Durability goes beyond initial placement, measuring sustained employment, income progression, and well-being over time. Two to five years after graduation, 76% of Generation global alumni remain employed, and 73% of those employed earn above a living wage, approximately 40% higher than the minimum wage. Our analysis shows that alumni earn nine times more income over five years than they would have in their baseline situation, delivering a seven-fold return on investment compared to counterfactuals.

Traditional workforce programs often focus on training completion and immediate placement rates, but these metrics fail to capture the full picture. Without durability, we risk celebrating short-lived wins while overlooking graduates who struggle to maintain employment or advance professionally. Durability metrics reveal whether skills training creates lasting change or merely temporary relief.
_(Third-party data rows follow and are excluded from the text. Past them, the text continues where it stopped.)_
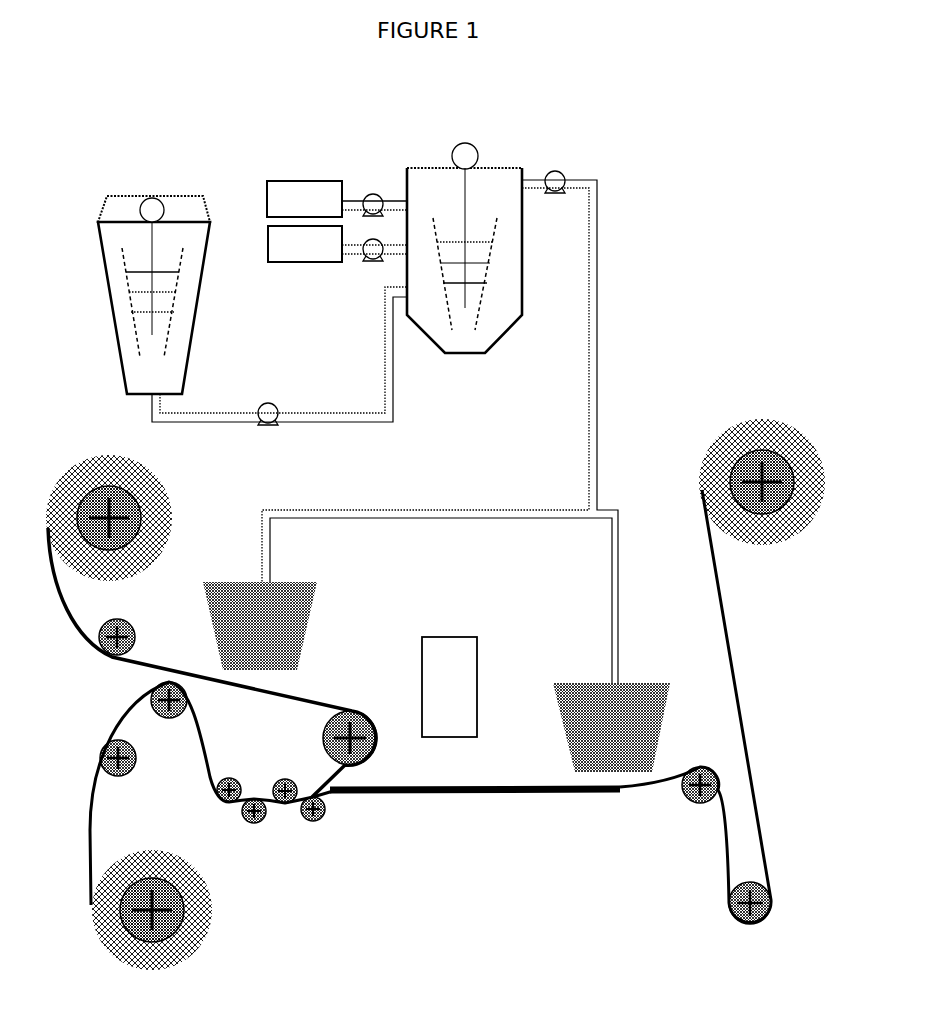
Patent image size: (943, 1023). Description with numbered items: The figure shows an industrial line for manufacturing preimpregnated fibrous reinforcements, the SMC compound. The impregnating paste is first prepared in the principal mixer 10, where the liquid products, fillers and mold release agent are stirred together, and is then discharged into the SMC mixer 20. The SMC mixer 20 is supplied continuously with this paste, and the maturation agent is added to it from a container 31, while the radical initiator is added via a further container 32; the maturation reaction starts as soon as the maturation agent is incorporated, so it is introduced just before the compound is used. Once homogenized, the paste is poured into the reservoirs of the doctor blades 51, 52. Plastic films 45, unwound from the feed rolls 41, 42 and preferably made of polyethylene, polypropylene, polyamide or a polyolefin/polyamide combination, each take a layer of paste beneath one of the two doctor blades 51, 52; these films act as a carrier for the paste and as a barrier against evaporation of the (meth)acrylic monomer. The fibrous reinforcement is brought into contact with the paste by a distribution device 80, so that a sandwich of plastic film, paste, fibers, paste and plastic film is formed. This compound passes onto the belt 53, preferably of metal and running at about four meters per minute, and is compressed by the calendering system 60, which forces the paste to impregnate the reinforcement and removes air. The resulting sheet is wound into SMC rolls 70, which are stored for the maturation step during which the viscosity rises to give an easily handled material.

The principal mixer 10 is at (176, 194).
The SMC mixer 20 is at (498, 167).
The container 31 is at (297, 178).
The container 32 is at (275, 262).
The first film feed roll 41 is at (731, 420).
The second film feed roll 42 is at (65, 465).
The plastic films 45 is at (75, 625).
The doctor blade 51 is at (556, 703).
The doctor blade 52 is at (312, 613).
The belt 53 is at (540, 800).
The calendering system 60 is at (297, 834).
The SMC rolls 70 is at (182, 968).
The distribution device 80 is at (438, 637).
This understanding is why Generation’s recent alumni survey is so significant. We track learners two to five years after training to assess employment and career growth, financial health, well-being, and community engagement. In our most recent survey of Indian graduates from 2020 to 2023, the findings reveal the true impact of our work. Nearly 73%  of alumni remained engaged in paid work years after completing their program. Among those who continued working, most held high-quality jobs across multiple sectors, and more than 51% advanced to intermediate or managerial roles. Financial outcomes were equally compelling: 60% employed alumni earn living wages, and more than 80% report being able to meet daily needs, a fundamental shift from the economic uncertainty they faced before training.

From a gender perspective, durability outcomes are critical. While the gender wage gap among employed alumni is just 11%, far below the national average, women still face significant barriers to sustaining employment. These include caregiving responsibilities, workplace discrimination, and limited access to career advancement. A program may successfully place female graduates in initial roles, but without measuring long-term retention and progression, we cannot assess whether it truly addresses systemic challenges. Our durability lens revealed a troubling divergence in India: while only 17% of men left the workforce, this number was as high as 45% for women alumni. Most women who left did so within one to three years of completing training, suggesting that for many, the benefits of training were short-lived. When asked why, nearly half cited caregiving responsibilities, while men most often cited higher education. These differences reflect deeply embedded social norms that assign caregiving duties disproportionately to women.

Durability measurement makes these insights actionable. When we asked women who left the workforce if they wanted to return, one in three said yes, provided they had the right support, such as remote work options, affordable childcare, and family assistance with household responsibilities. Based on these findings, Generation is exploring targeted interventions, including return-to-work placements, connections to childcare services, and mentorship and mindset training to address family expectations and cultural pressures.

Durability metrics force us to ask harder questions and pursue better answers. They reveal not just whether programs work, but for whom they work, how long they work, and where they fail. They uncover hidden disparities, like the gender gap in workforce retention, that traditional metrics overlook. Most importantly, they give us the insights to transform skills training from a short-term intervention into a lifelong advantage.

If we stop at placement rates, we risk mistaking temporary progress for lasting change. But when we measure durability, we hold ourselves accountable for what truly matters: helping people build careers that endure, incomes that grow, and lives that thrive. For the nonprofit sector, measuring durability is not optional, it is imperative. Because if we are not measuring durability, we are not measuring impact. And if we are not measuring impact, we are not solving the problem at scale.